- Type: Formation
- Underlies: Skoki Formation
- Overlies: Survey Peak Formation
- Thickness: Up to 443 metres (1453 ft)

Lithology
- Primary: Limestone, siltstone
- Other: Shale, chert

Location
- Coordinates: 51°52′54″N 116°52′31″W﻿ / ﻿51.88167°N 116.87528°W
- Region: Canadian Rockies
- Country: Canada

Type section
- Named for: Mount Outram
- Named by: J.D. Aitken and B.S. Norford

= Outram Formation =

Geologic formation in Canada

The Outram Formation is a stratigraphic unit of Early Ordovician age that is present on the western edge of the Western Canada Sedimentary Basin in the Canadian Rockies of Alberta and British Columbia. It was named for Mount Outram in Banff National Park by J.D. Aitken and B.S. Norford in 1967. The Outram Formation is fossiliferous and includes remains of trilobites and other marine invertebrates, as well as stromatolites and thrombolites.

==Lithology and deposition==
The Outram Formation formed as a shallow and at times emergent marine shelf along the western shoreline of the North American Craton during Early Ordovician time. It consists primarily of nodular limestone, calcareous quartzose siltstone, limestone pebble-conglomerate, and brown shale. Nodules of grey chert occur throughout the formation.

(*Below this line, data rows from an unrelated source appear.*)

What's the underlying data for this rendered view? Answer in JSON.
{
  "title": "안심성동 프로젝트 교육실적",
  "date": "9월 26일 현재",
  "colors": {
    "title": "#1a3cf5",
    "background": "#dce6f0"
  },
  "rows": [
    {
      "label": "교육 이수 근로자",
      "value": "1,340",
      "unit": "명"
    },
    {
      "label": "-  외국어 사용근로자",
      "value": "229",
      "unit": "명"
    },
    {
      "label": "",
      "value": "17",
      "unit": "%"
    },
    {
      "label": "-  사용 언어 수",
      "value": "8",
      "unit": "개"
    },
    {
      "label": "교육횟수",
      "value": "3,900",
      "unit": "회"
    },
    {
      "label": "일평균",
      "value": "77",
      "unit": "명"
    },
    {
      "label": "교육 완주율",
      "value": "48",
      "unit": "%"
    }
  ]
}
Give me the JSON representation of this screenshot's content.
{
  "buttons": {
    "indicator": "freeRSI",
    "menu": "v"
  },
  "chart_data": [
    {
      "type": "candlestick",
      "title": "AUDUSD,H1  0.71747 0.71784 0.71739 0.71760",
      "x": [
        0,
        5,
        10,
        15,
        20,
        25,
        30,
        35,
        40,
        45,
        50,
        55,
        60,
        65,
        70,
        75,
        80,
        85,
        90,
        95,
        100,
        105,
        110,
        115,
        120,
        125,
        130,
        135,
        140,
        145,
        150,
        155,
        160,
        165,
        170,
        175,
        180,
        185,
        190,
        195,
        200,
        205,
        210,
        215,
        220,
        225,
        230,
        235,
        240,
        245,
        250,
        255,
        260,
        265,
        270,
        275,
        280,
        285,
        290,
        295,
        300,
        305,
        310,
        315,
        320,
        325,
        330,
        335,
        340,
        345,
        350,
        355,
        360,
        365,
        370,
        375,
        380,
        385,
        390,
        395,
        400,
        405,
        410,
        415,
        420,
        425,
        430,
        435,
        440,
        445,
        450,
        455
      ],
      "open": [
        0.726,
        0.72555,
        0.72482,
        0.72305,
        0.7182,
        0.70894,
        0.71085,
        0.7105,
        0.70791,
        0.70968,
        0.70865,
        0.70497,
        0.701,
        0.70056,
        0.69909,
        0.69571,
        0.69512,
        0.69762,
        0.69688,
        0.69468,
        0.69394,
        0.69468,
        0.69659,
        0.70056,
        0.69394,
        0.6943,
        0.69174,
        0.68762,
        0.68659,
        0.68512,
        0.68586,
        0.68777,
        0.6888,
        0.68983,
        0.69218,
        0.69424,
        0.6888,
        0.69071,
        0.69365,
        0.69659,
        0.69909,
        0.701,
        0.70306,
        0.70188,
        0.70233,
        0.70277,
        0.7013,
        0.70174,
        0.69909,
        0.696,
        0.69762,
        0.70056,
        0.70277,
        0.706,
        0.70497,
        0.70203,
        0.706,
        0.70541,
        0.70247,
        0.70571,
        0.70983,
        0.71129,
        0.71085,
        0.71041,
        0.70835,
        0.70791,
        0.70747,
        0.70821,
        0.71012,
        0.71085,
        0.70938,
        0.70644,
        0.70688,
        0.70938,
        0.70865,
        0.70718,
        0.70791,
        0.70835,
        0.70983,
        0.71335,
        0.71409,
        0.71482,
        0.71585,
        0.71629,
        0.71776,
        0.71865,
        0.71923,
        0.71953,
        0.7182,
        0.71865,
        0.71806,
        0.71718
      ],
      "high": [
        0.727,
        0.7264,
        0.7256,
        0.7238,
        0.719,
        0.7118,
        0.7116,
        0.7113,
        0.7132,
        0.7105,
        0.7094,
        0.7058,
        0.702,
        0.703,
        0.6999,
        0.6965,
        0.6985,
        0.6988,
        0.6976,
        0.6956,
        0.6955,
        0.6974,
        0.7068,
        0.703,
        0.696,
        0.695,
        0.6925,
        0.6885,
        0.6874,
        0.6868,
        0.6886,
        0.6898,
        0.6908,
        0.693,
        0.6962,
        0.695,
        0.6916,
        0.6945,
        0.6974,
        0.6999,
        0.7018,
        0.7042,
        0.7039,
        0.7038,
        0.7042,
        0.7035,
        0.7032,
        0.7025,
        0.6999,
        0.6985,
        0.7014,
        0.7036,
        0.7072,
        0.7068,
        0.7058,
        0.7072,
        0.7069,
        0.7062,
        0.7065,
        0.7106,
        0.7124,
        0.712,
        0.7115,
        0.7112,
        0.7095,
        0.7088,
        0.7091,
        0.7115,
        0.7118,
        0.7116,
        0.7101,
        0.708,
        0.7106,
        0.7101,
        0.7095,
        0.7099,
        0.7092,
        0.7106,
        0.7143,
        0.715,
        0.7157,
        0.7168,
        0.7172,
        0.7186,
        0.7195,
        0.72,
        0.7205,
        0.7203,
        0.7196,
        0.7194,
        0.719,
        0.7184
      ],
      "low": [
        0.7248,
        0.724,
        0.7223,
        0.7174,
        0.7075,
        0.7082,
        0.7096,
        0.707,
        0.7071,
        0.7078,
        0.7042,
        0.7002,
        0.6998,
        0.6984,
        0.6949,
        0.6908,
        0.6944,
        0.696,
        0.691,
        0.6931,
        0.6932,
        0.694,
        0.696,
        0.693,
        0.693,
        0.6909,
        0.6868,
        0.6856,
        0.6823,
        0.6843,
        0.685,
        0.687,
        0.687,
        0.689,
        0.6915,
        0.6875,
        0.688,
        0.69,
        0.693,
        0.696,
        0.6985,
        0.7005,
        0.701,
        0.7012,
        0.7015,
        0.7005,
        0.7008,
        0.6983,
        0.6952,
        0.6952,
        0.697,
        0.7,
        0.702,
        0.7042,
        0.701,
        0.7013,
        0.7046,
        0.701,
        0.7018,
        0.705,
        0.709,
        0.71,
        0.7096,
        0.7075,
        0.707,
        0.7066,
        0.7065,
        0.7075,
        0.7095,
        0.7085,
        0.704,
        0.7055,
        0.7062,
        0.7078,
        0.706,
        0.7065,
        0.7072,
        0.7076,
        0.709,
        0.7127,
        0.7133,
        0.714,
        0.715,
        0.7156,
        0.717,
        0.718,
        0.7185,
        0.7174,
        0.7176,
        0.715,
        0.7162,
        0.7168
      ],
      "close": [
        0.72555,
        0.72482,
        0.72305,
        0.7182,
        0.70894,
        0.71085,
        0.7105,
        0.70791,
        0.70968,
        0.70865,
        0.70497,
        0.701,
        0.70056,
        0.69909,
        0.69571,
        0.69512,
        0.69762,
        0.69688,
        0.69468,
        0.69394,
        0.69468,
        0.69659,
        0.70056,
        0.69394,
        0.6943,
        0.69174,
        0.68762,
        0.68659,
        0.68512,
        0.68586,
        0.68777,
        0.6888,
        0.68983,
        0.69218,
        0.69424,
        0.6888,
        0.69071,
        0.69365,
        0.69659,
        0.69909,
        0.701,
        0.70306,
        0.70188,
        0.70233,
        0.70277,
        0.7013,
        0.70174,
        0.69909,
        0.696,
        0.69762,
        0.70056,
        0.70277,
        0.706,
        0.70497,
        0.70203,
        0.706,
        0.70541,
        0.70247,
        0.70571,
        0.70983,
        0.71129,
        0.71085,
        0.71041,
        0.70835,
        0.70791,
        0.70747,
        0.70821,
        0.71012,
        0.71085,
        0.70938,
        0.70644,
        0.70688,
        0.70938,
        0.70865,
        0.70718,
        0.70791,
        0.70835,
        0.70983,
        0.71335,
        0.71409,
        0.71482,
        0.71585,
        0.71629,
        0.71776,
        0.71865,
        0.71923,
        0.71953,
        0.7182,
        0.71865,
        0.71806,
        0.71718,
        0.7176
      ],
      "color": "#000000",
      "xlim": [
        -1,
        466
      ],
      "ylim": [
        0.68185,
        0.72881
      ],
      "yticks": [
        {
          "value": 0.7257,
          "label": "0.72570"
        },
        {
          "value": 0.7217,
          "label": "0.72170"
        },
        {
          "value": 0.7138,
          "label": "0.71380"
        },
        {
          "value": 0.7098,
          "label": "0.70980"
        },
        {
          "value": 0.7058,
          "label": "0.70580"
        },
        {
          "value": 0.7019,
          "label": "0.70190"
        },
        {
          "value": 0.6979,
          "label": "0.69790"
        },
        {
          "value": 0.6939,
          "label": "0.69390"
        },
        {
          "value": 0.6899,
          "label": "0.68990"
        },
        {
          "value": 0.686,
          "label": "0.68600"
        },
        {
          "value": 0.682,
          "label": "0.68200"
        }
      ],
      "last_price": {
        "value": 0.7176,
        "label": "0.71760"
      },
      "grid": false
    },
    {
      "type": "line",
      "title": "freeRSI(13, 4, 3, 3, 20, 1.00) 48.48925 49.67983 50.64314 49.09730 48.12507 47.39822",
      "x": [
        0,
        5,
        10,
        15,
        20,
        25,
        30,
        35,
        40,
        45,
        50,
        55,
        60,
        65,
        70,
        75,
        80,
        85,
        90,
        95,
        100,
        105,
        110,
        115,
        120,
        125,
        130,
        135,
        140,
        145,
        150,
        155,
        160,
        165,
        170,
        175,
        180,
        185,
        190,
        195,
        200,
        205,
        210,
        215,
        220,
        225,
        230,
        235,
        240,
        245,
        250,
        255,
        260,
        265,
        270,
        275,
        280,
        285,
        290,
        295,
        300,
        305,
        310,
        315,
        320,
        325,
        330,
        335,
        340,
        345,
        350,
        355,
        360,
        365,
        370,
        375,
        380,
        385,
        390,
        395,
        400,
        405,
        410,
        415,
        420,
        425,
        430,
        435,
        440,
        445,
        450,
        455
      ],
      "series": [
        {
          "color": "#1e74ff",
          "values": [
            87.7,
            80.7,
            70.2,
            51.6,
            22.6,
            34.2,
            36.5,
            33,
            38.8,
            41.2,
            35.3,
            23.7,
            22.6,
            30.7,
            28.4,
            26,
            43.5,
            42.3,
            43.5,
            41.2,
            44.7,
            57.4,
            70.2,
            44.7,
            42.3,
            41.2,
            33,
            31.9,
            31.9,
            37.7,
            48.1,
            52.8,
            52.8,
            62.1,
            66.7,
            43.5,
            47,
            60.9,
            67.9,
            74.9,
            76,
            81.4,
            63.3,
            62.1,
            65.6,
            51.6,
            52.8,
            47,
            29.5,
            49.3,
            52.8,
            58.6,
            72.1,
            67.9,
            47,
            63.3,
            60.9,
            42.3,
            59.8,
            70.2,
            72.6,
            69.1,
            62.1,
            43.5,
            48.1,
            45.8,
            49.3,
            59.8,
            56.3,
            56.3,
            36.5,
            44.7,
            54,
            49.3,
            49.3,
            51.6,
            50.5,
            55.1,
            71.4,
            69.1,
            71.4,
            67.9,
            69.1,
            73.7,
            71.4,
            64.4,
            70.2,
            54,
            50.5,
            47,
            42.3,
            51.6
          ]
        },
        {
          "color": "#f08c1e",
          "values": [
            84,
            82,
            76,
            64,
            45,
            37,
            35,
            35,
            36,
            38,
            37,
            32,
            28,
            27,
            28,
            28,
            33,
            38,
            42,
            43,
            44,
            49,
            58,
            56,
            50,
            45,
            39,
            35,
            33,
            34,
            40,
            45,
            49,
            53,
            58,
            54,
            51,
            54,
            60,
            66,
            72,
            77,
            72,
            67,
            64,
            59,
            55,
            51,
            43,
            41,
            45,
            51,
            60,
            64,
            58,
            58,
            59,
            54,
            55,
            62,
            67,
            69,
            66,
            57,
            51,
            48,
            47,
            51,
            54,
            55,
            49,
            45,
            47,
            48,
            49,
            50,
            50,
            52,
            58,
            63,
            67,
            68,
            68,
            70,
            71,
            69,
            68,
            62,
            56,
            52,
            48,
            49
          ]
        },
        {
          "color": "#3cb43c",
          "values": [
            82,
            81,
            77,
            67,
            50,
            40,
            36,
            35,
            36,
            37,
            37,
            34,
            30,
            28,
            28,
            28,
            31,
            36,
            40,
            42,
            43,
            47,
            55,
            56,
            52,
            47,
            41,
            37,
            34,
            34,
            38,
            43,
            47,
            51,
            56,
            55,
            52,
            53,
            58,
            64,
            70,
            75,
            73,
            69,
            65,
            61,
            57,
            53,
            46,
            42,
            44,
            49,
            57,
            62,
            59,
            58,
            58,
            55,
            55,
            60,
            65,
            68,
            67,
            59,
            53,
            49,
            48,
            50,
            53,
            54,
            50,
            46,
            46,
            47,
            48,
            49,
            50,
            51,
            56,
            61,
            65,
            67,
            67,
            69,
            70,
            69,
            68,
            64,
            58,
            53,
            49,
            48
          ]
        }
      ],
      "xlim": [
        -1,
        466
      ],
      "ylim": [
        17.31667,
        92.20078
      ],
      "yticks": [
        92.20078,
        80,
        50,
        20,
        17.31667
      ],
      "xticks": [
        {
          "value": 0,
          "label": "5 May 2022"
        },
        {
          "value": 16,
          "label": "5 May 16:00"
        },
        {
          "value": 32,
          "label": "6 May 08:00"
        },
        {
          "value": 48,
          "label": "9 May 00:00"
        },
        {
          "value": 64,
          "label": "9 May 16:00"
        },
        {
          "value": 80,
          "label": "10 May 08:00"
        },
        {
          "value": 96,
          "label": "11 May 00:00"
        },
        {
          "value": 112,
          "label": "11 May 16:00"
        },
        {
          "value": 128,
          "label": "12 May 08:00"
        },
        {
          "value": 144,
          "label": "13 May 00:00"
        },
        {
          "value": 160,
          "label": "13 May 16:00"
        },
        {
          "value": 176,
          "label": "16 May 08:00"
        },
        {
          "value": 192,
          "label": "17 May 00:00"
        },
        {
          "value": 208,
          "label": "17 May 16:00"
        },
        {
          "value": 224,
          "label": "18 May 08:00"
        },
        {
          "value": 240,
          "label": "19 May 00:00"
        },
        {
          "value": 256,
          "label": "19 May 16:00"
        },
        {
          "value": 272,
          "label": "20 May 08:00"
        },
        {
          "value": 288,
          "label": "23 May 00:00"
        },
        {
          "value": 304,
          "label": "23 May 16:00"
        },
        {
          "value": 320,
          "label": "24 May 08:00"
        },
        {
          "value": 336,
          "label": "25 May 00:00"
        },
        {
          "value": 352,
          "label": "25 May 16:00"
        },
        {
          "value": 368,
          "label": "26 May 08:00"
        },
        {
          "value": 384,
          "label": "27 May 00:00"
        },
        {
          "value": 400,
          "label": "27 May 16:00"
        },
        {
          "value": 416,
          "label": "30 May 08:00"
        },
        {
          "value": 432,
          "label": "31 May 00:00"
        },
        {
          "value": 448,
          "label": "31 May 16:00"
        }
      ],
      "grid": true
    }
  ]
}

==Distribution and stratigraphic relationships==
The Outram is present in the Rocky Mountains of Alberta and British Columbia. Its thickness and shale content increase toward the west. It overlies the Survey Peak Formation and underlies the Skoki Formation. Both contacts are gradational.

==Paleontology==
The Outram Formation contains several genera of trilobites, as well as brachiopods, conodonts, gastropods, sponges, echinoderms, bivalves, gastropods, stromatolites, thrombolites, oncolites, rare graptolites, and others.